A Game Per Year: Hiljaisuuden vangit (1997)

I started to feel that I didn’t know roleplaying games well enough so I came up with the plan to read a roleplaying game corebook for every year they have been published. Selection criteria is whatever I find interesting.

The cover of Hiljaisuuden vangit

Hiljaisuuden vangit (Prisoners of Silence) is the most highly regarded Finnish roleplaying game of the Nineties. It’s also extremely hard to find because of a small original print run. I read it in the second edition published in 1997.

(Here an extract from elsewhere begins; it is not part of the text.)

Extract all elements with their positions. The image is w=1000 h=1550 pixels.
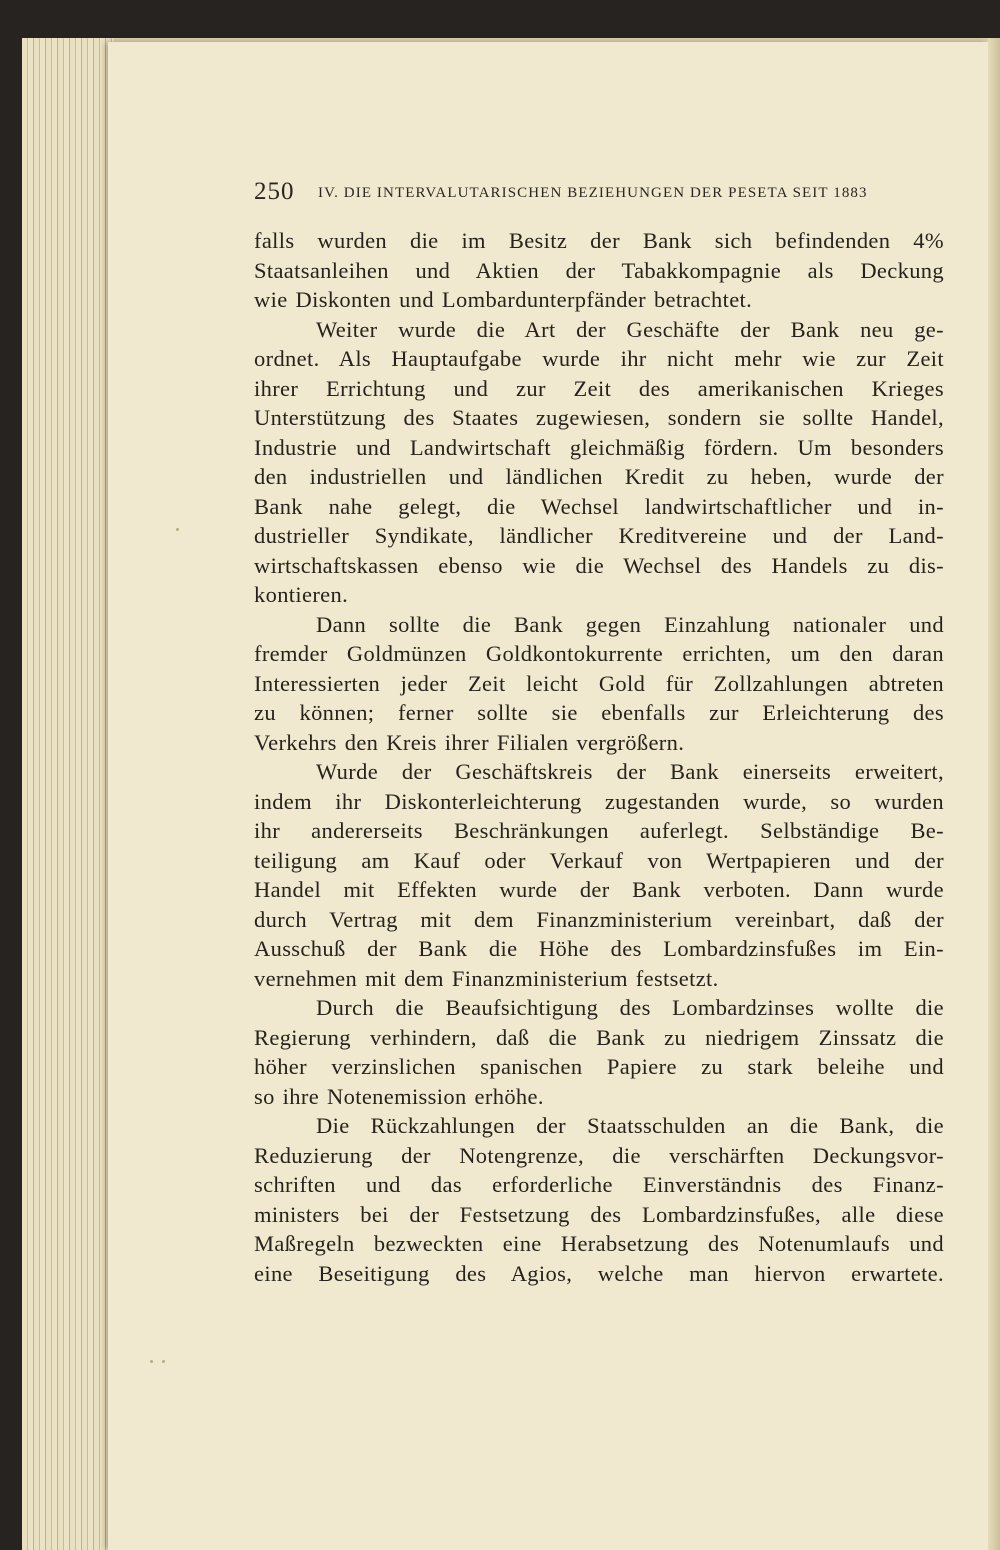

The worldbuilding conceit in Hiljaisuuden vangit is a well-known one: What if the Nazis had won the Second World War? Two things make it interesting:

  1. This is a Finnish game set in Finland. The specific history we had with the Nazis and the Second World War defines the game.
  2. The characters are ordinary people who oppose the fascist regime. The term for a player character is toisinajattelija, meaning dissident.

In Hiljaisuuden vangit, the characters try to resist a longstanding fascist regime in Finland.

During most of the Second World War, Finland was allied with Nazi Germany. This means that in a world where the Nazis won Finland would have been on the winning side, achieving the aim of creating Suur-Suomi, Greater Finland. In real life, this goal was stymied when the Soviet Union won the Continuation War. (Or as the end of the war is described in Finnish propaganda, when we won a torjuntavoitto, defensive victory.)

The war aims of the Continuation War were to carve a Finnish empire ranging to the Urals, cleansed of it’s Slavic inhabitants in conjunction with larger German plans of mass genocide and ethnic cleansing. In terms of worldbuilding, the question asked by Hiljaisuuden vangit is what kind of a Finland would have been created by winning that war.

The perspective of the characters is everyday. You’re not a resistance hero but just some poor schlub who has experienced a moral awakening. This stylistic choice makes the game tangible and real, perhaps even more relevant now than when it was first published. The example adventure features Nineties Finnish lunch cafe realness of a type I’ve never seen in a published roleplaying game, makkarakranssi and all.

Although Hiljaisuuden vangit has some Wolfenstein-style genre elements, the characters remain people like you and me. There’s a great NPC character who speaks in a specific Finnish dialect, a good reminder of the kind of nuance you can have when you write in your own language instead of English.

“Ootteko koskaan uatellunna, että ku homma kerran lippee koeran persieeseen, tulloo siitä heleposti loputon kierre?”

You can translate the meaning of that sentence but not the feel.

In terms of system Hiljaisuuden vangit is extremely light, relying on GM skill the same way as games like Everyway, Castle Falkenstein and Amber do. The characters have stats but their purpose is more descriptive than game mechanical, making it possible to compare numbers between opponents to see who’s likely to win. When in doubt, the game recommends a coin toss.

One of the most interesting aspects of how the world of Hiljaisuuden vangit is presented from a character perspective concerns censorship and information control. Because the characters live in a heavily propagandized society, it’s hard to get your hands on even marginally radical publications. This means that initially the characters know very little about the true history of their world.

This is a great, tangible example of the way censorship always serves power, because its a function of power. Perspectives that challenge power are eradicated, always ostensibly to the benefit of the populace as a whole. It’s significant that the example adventure starts at a dissident concert organized in secret at a landfill. The characters are not hardcore revolutionaries but their personal experience of the lies of fascism makes them seek out other voices.